J'ai regardé l'émission diffusée mardi 11 Mai sur France 2 sur l'utilité de la prison. L'émission a commencé par "Faites entrer l'accusé" puis a été suivie d'un débat mené par Christophe Hondelatte. Le "Faites entrer l'accusé", intitulé "La mort sur rendez-vous" était consacré à l'affaire criminelle dans laquelle était impliquée Valérie Subra, Laurent Hattab et Jean-Rémi Sarraud. Si ce fait divers ne vous parle pas, vous avez peut-être en mémoire le film de Bertrand Tavernier, "L'appât".

Les crimes commis par ces trois là étaient particulièrement odieux : elle servait d'appât pour attirer des hommes seuls et supposés riches, eux deux tuaient. Après deux forfaits commis, elle a été arrêté, ainsi que ses complices. Ils ont tous été condamné à perpétuité avec des peines incompressibles de 18 ans pour les deux hommes, de 16 ans pour elle.

L'intérêt de l'émission, au delà du rappel et du décryptage de ce tragique fait divers, est venu du témoignage de Jean-Rémi Sarraud. Auteur d'un des deux meurtres commis, il a purgé sa peine et a été mis en liberté conditionnelle en 2003. Témoignage intéressant, pertinent, voire même émouvant. Intéressant parce qu'il a essayé d'expliquer son geste et surtout parce que lui, contrairement aux 2 autres, a, dès son arrestation, avoué et reconnu les faits. Il n'a pas essayé de se disculper ou de charger ses deux congénères. Pertinent parce qu'il a expliqué comment la prison avait permis sa reconstruction et, finalement, son insertion dans la société. Oui, son parcours a montré qu'il n'avait jamais été réellement inséré, ce qui explique en partie sa dérive terrible.
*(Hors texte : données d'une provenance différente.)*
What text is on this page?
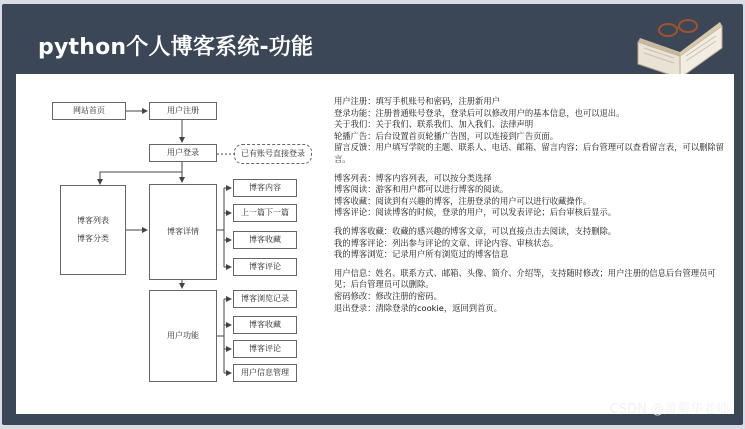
python个人博客系统-功能
网站首页	用户注册
用户登录	已有账号直接登录
博客列表
博客分类
博客详情
博客内容
上一篇下一篇
博客收藏
博客评论
用户功能
博客浏览记录
博客收藏
博客评论
用户信息管理
用户注册：填写手机账号和密码，注册新用户
登录功能：注册普通账号登录，登录后可以修改用户的基本信息，也可以退出。
关于我们：关于我们、联系我们、加入我们、法律声明
轮播广告：后台设置首页轮播广告图，可以连接到广告页面。
留言反馈：用户填写学院的主题、联系人、电话、邮箱、留言内容；后台管理可以查看留言表，可以删除留言。
博客列表：博客内容列表，可以按分类选择
博客阅读：游客和用户都可以进行博客的阅读。
博客收藏：阅读到有兴趣的博客，注册登录的用户可以进行收藏操作。
博客评论：阅读博客的时候，登录的用户，可以发表评论；后台审核后显示。
我的博客收藏：收藏的感兴趣的博客文章，可以直接点击去阅读，支持删除。
我的博客评论：列出参与评论的文章、评论内容、审核状态。
我的博客浏览：记录用户所有浏览过的博客信息
用户信息：姓名、联系方式、邮箱、头像、简介、介绍等，支持随时修改；用户注册的信息后台管理员可见；后台管理员可以删除。
密码修改：修改注册的密码。
退出登录：清除登录的cookie，返回到首页。
CSDN @黄菊华老师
Émouvant, parce qu'il a accepté de témoigner à visage découvert, sans fard, sans artifice.

Le débat qui a suivi a donné la parole à 3 ex-détenus, ainsi qu'à d'autres personnes impliquées dans la "machine" pénitentiaire : un directeur de prison, un avocat, une psychologue, un aumônier des prisons. Tous s'accordent à dire que la prison peut jouer un rôle salvateur, pour peu qu'elle permette aux personnes incarcérées de garder leur dignité. Ce qui passe par des choses simples : respect de l'autre, de son intimité, accès à l'hygiène, évitements de brimades inutiles, l'insalubrité apparemment très généralisée, etc. A ce titre, les rapports de l'Observatoire International des Prisons, l'OIP, sont éclairants sur la situation des prisons françaises.

Je sais que certains pensent que les prisonniers ont non seulement mérité leurs peines – ce que je pense aussi – mais doivent en "baver", souffrir, être écrasé sous le poids de leur faute. Non. La prison doit être un lieu de renaissance afin que, lorsqu'ils sont libérés – quasiment tous les prisonniers sortent un jour de prison – ils puissent prendre à nouveau leur place dans la société. C'est le meilleur garant pour éviter les récidives.